If the State Senate passes it, which isn’t necessarily a given, it would be a welcome legislative response to the state’s recent grand jury report which found more than a thousand victims of sex abuse at the hands of more than 300 Catholic priests over the course of several decades.
Senate Bill 261 would do the following if it’s signed into law:
- Get rid of all statutes of limitations on child sexual abuse cases.
- Extend the deadline for civil cases against abusers and those supervising them to age 50. (It’s currently 30.)
- Create a two-year window for past victims to sue their abusers if they’re currently timed out of the legal system due to a statute of limitations.
That last one is a really big deal, because it would allow victims who are much older today — and who have a much clearer understanding of what happened to them — to sue their abusers. Many of them are speaking out these days but have no legal option available to them because the crimes occurred decades ago. Now, they could do something about it.
Prime sponsor Rep. Mark Rozzi, a Berks County Democrat who himself was abused by a priest in his youth, praised his colleagues for taking this step in the face of continuing uncertainty over the bill’s fate in the Senate.
“All victims ever wanted was an opportunity for justice, to be able to walk into that court of law and expose their perpetrators. And maybe we can protect future kids from being abused,” Rozzi said.
“That’s our job here, in this Commonwealth… So members who voted in support of this — go home and be proud and let your people know that you stood with victims. You did not stand with pedophiles or the institutions that will protect those pedophiles.“
This is such sensible legislation… so why isn’t its passage a foregone conclusion?
The Pennsylvania Catholic Conference didn’t say anything after the State House passed the bill, but they did raise concerns last week. The biggest concern? Money. The creation of a two-year window for victims who are currently shut out of the legal system would lead the Church into bankruptcy.
“Bankruptcy would cripple the ability of a diocese to provide compensation and healing for survivors, while vastly reducing or eliminating social service programs that greatly benefit all Pennsylvanians,” the statement said.

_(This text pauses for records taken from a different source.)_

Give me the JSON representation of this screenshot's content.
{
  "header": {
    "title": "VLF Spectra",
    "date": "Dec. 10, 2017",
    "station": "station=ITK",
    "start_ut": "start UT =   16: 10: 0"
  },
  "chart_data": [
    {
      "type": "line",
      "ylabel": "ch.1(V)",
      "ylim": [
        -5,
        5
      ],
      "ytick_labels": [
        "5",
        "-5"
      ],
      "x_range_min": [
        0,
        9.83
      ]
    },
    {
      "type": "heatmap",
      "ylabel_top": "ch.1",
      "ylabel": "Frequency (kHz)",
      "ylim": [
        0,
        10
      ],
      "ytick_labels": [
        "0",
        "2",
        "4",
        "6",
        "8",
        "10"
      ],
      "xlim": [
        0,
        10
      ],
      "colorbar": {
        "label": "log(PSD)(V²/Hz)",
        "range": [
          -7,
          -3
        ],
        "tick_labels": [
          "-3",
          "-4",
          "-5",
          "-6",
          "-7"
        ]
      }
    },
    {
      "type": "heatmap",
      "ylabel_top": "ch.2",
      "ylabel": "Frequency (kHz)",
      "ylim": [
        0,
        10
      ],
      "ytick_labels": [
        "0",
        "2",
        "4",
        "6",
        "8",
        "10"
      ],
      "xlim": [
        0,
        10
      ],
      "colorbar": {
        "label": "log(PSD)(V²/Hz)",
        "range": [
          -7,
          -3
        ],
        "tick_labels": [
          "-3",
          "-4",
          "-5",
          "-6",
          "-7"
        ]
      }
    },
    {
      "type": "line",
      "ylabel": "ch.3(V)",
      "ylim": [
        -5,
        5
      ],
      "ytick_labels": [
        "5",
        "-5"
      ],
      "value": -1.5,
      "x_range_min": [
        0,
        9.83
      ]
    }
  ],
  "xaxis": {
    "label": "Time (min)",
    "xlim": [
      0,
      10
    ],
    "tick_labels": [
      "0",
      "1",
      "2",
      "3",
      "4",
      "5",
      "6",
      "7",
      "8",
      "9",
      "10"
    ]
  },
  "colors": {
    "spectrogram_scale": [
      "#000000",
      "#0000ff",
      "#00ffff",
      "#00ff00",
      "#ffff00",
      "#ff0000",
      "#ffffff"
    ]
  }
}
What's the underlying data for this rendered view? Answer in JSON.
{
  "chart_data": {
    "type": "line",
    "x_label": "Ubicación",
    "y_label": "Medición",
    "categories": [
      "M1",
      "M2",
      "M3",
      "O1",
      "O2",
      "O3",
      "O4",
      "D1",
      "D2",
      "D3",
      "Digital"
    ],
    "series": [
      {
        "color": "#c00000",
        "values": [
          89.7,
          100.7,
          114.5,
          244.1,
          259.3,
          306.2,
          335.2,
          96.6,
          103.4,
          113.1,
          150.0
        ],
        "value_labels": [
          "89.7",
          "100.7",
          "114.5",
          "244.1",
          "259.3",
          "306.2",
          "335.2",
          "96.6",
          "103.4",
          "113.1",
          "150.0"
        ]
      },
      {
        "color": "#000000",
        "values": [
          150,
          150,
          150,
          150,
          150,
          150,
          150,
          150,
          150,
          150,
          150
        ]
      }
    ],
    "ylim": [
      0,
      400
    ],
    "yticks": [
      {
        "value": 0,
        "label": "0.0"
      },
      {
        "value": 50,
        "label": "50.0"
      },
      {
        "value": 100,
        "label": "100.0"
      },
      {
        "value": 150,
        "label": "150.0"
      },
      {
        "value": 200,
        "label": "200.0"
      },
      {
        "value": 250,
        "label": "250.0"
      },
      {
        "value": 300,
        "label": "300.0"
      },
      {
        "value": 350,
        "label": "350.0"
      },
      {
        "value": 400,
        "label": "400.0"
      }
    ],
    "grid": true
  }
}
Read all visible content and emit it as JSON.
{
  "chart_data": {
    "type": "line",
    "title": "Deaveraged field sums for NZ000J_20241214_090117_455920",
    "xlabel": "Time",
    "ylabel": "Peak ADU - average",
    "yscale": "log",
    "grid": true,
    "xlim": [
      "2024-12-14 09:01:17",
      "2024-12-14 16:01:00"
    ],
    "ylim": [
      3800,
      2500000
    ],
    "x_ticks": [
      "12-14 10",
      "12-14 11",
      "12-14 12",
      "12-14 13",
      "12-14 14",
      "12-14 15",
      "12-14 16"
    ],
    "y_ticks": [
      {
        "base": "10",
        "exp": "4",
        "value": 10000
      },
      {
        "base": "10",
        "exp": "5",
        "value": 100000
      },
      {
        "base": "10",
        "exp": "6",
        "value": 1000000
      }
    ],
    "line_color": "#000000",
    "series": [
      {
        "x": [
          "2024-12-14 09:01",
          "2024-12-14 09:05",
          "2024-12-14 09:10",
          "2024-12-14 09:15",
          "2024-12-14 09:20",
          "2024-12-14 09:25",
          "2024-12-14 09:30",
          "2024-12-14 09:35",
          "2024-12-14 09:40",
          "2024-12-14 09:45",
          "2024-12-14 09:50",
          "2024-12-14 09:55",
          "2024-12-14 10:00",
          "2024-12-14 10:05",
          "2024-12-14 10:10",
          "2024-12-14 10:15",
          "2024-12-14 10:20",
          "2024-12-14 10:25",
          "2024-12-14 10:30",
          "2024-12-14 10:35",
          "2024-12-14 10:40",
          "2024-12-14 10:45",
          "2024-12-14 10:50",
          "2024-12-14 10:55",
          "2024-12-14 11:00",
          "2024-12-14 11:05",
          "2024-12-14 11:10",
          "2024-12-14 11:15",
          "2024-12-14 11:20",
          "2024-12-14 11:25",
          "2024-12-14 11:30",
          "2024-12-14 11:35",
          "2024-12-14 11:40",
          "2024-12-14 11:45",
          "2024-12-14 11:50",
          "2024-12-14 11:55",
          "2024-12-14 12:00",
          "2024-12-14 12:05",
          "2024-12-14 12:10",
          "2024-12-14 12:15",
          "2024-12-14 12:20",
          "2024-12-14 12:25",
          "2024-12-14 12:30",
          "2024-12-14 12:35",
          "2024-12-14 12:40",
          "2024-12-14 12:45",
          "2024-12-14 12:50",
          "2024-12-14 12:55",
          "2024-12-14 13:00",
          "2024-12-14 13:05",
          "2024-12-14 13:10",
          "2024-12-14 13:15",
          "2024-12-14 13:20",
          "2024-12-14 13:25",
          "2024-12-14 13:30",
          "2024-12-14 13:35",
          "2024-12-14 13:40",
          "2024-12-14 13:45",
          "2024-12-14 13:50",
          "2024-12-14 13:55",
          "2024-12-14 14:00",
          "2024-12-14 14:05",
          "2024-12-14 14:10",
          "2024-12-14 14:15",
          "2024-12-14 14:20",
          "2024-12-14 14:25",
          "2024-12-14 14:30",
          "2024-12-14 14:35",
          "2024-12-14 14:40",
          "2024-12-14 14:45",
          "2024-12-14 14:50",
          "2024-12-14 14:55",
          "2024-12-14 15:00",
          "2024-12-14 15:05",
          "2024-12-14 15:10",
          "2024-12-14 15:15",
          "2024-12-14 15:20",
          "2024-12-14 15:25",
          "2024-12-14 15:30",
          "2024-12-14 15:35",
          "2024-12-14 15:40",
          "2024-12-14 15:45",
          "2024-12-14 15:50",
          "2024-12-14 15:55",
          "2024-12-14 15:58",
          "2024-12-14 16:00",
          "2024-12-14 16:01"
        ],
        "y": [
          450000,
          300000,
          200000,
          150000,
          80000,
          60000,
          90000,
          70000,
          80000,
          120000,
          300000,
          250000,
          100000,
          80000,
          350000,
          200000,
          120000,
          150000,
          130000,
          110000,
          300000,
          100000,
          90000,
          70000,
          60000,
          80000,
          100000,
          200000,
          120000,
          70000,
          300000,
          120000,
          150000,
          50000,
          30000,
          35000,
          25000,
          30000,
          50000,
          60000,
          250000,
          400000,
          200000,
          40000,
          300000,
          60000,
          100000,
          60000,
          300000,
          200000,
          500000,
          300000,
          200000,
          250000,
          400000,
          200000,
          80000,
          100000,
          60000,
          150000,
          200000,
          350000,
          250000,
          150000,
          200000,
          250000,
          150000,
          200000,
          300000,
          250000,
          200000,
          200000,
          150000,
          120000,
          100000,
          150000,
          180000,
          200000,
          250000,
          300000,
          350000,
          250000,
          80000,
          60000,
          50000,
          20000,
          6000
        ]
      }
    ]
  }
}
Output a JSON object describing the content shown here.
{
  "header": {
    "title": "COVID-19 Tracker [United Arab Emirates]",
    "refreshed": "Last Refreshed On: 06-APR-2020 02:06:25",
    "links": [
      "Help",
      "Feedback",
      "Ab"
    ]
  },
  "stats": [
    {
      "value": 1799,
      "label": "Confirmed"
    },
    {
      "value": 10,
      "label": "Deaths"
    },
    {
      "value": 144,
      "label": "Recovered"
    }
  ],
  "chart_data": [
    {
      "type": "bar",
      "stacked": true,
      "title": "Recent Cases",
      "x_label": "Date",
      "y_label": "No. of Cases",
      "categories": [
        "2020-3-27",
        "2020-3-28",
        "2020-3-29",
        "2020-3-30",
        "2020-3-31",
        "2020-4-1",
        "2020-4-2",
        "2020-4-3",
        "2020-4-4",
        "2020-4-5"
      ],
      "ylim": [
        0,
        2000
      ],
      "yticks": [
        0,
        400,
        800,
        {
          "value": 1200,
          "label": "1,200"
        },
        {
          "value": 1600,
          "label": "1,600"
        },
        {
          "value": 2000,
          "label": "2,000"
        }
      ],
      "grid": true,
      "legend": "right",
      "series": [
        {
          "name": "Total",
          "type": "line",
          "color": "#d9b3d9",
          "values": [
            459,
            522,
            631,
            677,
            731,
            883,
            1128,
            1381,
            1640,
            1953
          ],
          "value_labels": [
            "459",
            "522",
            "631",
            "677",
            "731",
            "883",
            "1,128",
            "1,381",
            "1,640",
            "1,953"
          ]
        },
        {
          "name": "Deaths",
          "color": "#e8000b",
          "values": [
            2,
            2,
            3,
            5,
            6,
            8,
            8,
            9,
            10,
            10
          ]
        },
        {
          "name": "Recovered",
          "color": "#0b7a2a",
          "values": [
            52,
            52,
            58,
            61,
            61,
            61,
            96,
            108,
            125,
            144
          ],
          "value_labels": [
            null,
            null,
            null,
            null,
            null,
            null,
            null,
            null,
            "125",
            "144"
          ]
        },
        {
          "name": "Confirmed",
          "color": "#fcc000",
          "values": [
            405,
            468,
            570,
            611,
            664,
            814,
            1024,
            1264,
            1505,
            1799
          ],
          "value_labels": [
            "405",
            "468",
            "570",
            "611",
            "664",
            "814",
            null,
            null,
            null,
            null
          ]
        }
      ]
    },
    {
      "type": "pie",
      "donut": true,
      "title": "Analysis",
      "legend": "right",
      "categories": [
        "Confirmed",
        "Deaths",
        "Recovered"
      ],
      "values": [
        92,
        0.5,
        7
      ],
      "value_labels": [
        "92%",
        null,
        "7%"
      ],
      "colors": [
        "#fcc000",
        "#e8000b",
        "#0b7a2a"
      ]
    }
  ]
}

You can’t let older victims sue because that would hurt our ability to pay off younger victims!
Here’s an idea: If you’re too worried about compensating rape victims for what priests did in the past, maybe your organization needs to shut down. Maybe the social benefits offered by the Church aren’t worth the cost of thousands of abused children with no legal recourse.
The Church had it’s own solution to the problem:
The church proposes creating or participating in an independent, voluntary program that will include a panel of qualified experts to review individual cases and determine financial assistance.
Using paid lobbyists, the church sought legislative support for a victims fund and panel.
“We cannot undo the harm that childhood sexual abuse has caused, but in humility and repentance we hope the path forward offers a way toward healing for survivors and their families,” the statement said.
Even if such a panel were truly independent, all this would do is allow the Church to limit payments to victims depending on how badly they suffered. As if some rape victims weren’t as seriously traumatized as others, so the Church shouldn’t have to pay the price for all of them. (Keep in mind they didn’t say how much money would go into such a fund.)
Forget that. Let victims sue. Let the Church go into bankruptcy. And let Catholicism be forever synonymous with an institution that let priests get away with rape until victims, with the help of journalists, finally fought back.
The legislation isn’t limited to the Church, by the way. It would apply to abuse victims who were hurt by family members, teachers, coaches, or medical professionals, too.
There are other reasons, however, that the bill isn’t yet a slam dunk for senators:
Majority Leader Jake Corman, R-Centre, said his members are also concerned that the amended bill treats victims of governmental entities, such as schools, differently than victims of private entities, such as churches. There’s a heavier burden of proof and a cap on damages in suits against governmental victims.
“We don’t think public employees should have a shield that private do not,” Corman said.
There’s a reason the rules are slightly different for the two groups. Private organizations don’t have to keep the same documentation or report the same problems to higher-ups like public ones. (There’s a reason the Church could keep abuse hidden for so long.) The Pennsylvania Republicans are also concerned about the two-year window that would be created. They passed this bill unanimously in early 2017, but the two-year window was added in as an amendment since that time, so they would be voting on a different version of the bill this time around.
Either way, while the details may change, the broad strokes of this bill are good for victims seeking justice. Republicans fighting to eliminate the two-year window would effectively be saying they don’t care about abuse that happened decades ago. The campaign ads for their opponents would write themselves.
If you live in Pennsylvania, call your state senators and urge them to vote for its passage without delay.